Artikel 13 Verkorting van de periode van voldoen aan betalingsverplichting

De in artikel 12 genoemde termijn is drie jaar indien het gemiddeld inkomen van de belanghebbendein die periode de beslagvrije voet bedoeld in de artikelen 475c en 475d van het Wetboek van Burgerlijke Rechtsvordering niet te boven is gegaan.

Artikel 14 Geen kwijtschelding na voldoen aan betalingsverplichting

Kwijtschelding als bedoeld in artikel 12 vindt niet plaats ten aanzien van vorderingen welke door pand of hypotheek op een goed of goederen zijn gedekt, behoudens voor zover zij niet op die goederen verhaald kunnen worden.

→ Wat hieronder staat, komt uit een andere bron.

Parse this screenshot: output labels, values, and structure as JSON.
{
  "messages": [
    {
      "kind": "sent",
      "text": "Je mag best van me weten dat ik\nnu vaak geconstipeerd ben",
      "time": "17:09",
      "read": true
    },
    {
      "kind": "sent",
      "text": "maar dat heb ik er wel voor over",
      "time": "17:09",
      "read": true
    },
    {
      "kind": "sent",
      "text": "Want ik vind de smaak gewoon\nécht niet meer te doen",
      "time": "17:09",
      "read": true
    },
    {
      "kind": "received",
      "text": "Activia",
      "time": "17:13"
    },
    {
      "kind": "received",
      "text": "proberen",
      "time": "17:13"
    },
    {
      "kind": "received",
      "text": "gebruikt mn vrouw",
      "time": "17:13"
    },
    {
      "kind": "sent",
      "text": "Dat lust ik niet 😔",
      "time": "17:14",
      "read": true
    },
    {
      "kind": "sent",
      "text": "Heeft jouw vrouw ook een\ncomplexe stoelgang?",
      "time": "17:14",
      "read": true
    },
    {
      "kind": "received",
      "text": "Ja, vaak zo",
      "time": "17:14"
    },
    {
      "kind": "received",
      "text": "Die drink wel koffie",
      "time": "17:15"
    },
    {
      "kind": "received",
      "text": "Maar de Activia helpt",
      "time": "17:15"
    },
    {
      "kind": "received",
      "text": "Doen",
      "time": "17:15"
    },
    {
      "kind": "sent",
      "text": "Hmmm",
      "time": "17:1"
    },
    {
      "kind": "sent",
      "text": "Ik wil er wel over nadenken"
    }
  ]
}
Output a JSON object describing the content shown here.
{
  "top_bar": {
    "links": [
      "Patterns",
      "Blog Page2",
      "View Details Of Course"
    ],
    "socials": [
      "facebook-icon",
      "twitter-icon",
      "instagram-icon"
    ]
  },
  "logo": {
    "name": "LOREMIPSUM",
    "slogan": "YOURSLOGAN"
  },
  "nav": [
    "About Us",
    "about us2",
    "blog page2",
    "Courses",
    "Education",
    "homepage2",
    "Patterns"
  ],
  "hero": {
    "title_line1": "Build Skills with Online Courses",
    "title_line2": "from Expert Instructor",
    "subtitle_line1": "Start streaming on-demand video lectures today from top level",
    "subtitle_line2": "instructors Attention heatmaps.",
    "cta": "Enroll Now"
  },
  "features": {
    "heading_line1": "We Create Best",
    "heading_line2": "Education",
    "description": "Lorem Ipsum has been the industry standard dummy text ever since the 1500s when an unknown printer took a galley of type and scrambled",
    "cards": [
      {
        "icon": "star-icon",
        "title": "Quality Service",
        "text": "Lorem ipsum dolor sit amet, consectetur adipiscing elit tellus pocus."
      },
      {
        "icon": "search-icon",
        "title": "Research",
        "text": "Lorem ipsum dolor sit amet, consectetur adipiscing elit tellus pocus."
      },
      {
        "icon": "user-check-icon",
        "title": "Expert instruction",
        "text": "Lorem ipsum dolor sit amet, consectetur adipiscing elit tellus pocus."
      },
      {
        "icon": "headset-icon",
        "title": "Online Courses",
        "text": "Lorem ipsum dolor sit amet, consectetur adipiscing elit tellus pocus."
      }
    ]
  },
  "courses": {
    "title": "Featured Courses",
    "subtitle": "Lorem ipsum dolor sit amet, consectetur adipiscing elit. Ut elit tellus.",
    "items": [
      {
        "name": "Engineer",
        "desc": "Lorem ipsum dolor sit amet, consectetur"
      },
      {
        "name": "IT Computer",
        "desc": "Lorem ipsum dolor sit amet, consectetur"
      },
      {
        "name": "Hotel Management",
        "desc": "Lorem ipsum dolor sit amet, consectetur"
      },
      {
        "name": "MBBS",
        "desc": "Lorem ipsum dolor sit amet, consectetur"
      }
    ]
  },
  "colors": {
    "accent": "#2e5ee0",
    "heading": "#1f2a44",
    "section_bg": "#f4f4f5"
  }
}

Hoofdstuk 5 Invordering van teruggevorderde bijstand

Artikel 15 Invorderingsbesluit

In het terugvorderingsbesluit delen burgemeester en wethouders aan de belanghebbende mede:

a. tot welk bedrag en over welke periode de ten onrechte ontvangen bijstand wordt teruggevorderd,dit kan met een verwijzing naar een eerdere beschikking;

b. de termijn of termijnen waarbinnen de belanghebbende de ten onrechte ontvangen bijstand dient terug te betalen;

c. op welke wijze het besluit, bij gebrekkige betaling, ten uitvoer wordt gelegd;

d. dat de nog te maken kosten van invordering, zoals wettelijke rente, incassokosten en de kosten van beslaglegging, eveneens worden teruggevorderd;

e. het percentage aan wettelijke rente zoals op dat moment van toepassing is.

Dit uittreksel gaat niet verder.